A company that touts and relies on its ease of use and security of files needs to do a better job with Change Management. Two key components of Change Management, “Test the Change” and “Have a Back-Out Plan” did not go far enough in this instance. Dropbox indicated a failed server upgrade caused the outage, specifically, “During this process, the upgrade script checks to make sure there is no active data on the machine before installing the new OS. A subtle bug in the script caused the command to reinstall a small number of active machines. Unfortunately, some master-replica pairs were impacted which resulted in the site going down.” This admission underscores the criticality of testing all changes prior to production implementation, especially those that involve automation. The testing should occur on systems that are not only identical to production, but have the same integration points that exist in production and have mock production data and attributes.

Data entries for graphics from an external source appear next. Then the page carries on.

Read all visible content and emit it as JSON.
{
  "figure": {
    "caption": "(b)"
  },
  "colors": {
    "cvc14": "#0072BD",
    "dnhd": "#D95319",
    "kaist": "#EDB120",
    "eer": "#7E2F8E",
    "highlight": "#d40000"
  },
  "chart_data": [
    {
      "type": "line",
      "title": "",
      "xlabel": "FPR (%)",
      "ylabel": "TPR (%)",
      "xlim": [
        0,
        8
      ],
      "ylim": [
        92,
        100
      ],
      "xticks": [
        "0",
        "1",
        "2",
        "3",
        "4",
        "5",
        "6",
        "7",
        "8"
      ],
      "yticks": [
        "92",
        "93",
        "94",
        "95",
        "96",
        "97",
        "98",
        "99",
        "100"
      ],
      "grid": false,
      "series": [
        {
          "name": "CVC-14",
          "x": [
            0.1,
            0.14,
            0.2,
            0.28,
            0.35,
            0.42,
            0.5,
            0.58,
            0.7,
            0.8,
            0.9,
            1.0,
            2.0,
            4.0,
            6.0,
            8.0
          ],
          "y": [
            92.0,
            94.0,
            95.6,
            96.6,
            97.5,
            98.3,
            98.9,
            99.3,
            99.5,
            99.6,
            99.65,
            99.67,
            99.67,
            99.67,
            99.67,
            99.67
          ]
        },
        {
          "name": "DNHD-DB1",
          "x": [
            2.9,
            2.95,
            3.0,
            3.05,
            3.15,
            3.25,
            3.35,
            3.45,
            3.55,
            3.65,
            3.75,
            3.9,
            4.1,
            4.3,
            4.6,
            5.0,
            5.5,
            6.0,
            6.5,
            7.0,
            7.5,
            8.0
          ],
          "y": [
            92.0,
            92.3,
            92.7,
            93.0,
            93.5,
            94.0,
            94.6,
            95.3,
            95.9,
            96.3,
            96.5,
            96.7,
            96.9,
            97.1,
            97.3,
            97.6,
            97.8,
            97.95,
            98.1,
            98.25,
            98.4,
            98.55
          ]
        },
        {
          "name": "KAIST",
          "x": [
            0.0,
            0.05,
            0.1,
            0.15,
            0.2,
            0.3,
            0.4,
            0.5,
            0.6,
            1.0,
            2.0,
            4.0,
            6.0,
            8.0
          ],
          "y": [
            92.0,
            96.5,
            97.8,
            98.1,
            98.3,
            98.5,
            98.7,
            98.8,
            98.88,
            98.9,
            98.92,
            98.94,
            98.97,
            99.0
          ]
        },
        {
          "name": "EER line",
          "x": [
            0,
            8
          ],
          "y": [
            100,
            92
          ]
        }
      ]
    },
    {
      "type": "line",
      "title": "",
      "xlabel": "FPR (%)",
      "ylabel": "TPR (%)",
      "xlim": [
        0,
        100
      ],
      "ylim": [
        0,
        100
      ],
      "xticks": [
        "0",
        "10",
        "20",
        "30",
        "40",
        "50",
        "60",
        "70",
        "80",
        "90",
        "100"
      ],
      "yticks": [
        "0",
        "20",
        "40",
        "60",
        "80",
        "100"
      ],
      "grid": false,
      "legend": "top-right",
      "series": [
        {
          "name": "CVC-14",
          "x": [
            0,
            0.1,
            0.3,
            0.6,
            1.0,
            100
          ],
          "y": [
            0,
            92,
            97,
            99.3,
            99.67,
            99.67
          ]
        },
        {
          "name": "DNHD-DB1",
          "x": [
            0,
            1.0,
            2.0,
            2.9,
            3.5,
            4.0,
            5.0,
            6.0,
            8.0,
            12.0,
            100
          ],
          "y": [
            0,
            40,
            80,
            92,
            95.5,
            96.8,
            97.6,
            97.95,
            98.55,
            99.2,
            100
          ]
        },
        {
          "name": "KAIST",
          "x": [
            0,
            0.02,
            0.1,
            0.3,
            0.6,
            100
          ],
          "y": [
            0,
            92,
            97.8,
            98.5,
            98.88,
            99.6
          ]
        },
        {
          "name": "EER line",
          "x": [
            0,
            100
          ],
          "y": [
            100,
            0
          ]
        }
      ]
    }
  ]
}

A test at this level would have unearthed the bug that caused the problem.
In terms of “Have a Back-Out Plan”, Dropbox appears to have had one, but the time it took to recover was too long for a service used by millions of people. Again, Dropbox admitted as much in its post, “When running infrastructure at large scale, the standard practice of running multiple replicas provides redundancy. However, should those replicas fail, the only option is to restore from backup. The standard tool used to recover MySQL data from backups is slow when dealing with large data sets.” I wonder if this back-out procedure was tested to ensure the down time associated with the event was acceptable. Instead of inventing a solution to the problem after it occurred, could they have found a tool that speeds up recovery before an outage occurred? Dropbox appears to have improved its recovery time based on last weekend’s mishap, but it took a reputational and brand hit in doing so.
Does your Change Management policy and procedures include comprehensive testing and acceptable down time associated with back-out plans?